I suspect the real reason 82 South Dakota lawmakers want to ditch term limits is the reason lawmaker Shantel Krebs wants to ditch them. In her response to a questionnaire from this newspaper sent to all the local state legislative candidates this fall, Krebs had this to say when asked for her position on term limits: "I believe disqualifying qualified people from serving simply based on the fact they have already served greatly diminishes the pool of good candidates."
Within 100 yards of my house, there must be at least two dozen people who fit the bill to be state legislators: They are smart, and they love South Dakota . Every day I work alongside dozens more.
Apparently, some people – 82 of them to be exact – need to move to a better neighborhood or find a better job. They don't get what 205,074 other South Dakotans got 16 years ago: No person yet has cornered the market on good ideas. Everyone has stock in that trade, and those who feel otherwise – like a certain 82 legislators – have either an inflated opinion of themselves or a poor one of others.

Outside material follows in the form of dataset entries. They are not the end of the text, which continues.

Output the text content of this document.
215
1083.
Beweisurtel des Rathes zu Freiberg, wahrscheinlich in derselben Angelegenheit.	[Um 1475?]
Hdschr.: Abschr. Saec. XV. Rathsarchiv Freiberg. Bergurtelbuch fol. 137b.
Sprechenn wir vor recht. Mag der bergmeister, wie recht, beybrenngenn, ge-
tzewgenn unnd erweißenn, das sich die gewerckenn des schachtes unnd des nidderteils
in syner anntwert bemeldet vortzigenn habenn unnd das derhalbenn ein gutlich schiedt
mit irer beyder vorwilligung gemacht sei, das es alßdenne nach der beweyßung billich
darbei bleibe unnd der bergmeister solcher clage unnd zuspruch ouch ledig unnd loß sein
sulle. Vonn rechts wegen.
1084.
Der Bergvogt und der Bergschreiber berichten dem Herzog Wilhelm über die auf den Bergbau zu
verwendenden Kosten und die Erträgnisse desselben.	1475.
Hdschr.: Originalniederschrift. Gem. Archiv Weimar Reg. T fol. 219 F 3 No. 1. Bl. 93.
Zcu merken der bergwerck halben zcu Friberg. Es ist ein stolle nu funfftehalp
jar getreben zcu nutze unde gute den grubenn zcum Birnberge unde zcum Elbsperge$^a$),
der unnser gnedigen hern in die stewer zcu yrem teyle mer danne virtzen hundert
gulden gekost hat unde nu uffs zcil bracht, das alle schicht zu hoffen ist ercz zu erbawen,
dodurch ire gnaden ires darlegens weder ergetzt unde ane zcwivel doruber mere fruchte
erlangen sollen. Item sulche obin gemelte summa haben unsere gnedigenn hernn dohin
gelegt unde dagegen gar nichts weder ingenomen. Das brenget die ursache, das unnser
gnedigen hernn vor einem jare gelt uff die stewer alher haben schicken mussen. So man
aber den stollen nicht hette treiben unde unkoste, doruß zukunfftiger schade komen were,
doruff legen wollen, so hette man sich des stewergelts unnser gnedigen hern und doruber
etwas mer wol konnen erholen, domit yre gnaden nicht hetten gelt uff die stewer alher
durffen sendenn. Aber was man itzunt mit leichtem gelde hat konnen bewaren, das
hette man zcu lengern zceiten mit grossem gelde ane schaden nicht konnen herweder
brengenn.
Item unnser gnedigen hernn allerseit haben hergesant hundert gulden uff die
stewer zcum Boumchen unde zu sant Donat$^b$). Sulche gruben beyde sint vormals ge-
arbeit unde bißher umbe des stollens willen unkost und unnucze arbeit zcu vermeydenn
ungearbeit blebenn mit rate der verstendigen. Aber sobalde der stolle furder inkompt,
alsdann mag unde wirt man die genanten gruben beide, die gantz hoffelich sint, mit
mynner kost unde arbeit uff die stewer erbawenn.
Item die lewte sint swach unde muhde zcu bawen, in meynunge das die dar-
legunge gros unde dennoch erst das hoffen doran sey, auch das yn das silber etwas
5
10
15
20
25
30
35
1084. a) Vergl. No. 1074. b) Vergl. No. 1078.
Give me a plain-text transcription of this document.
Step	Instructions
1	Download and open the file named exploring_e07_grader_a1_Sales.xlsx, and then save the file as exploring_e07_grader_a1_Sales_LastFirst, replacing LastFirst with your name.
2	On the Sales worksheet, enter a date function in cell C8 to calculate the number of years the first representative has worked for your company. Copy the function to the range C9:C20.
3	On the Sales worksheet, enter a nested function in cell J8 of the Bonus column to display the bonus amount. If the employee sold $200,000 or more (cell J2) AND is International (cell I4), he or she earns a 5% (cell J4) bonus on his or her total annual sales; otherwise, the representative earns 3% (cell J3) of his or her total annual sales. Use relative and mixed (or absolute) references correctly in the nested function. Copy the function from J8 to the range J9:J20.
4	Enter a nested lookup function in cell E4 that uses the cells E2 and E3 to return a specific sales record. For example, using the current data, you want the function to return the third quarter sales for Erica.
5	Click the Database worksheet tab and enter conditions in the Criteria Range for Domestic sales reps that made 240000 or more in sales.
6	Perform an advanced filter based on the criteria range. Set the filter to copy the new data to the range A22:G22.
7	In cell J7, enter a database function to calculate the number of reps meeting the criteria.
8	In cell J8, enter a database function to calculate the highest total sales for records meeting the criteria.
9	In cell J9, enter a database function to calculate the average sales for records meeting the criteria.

In nine days the other people who inhabit this state will once again tell me just how wrong I am. When that happens, I'll mutter. I'll curse. I'll look to the heavens and shake my head. I might even wonder – if for only a fleeting moment – if somehow, by some fluke of nature, by some crazy twist of fate, I have it backward.
Maybe the misguided one isn't them.
Maybe it's me.
And maybe someone should remind the mayor of this city and four-fifths of the Legislature how a democracy works. It seems they have forgotten.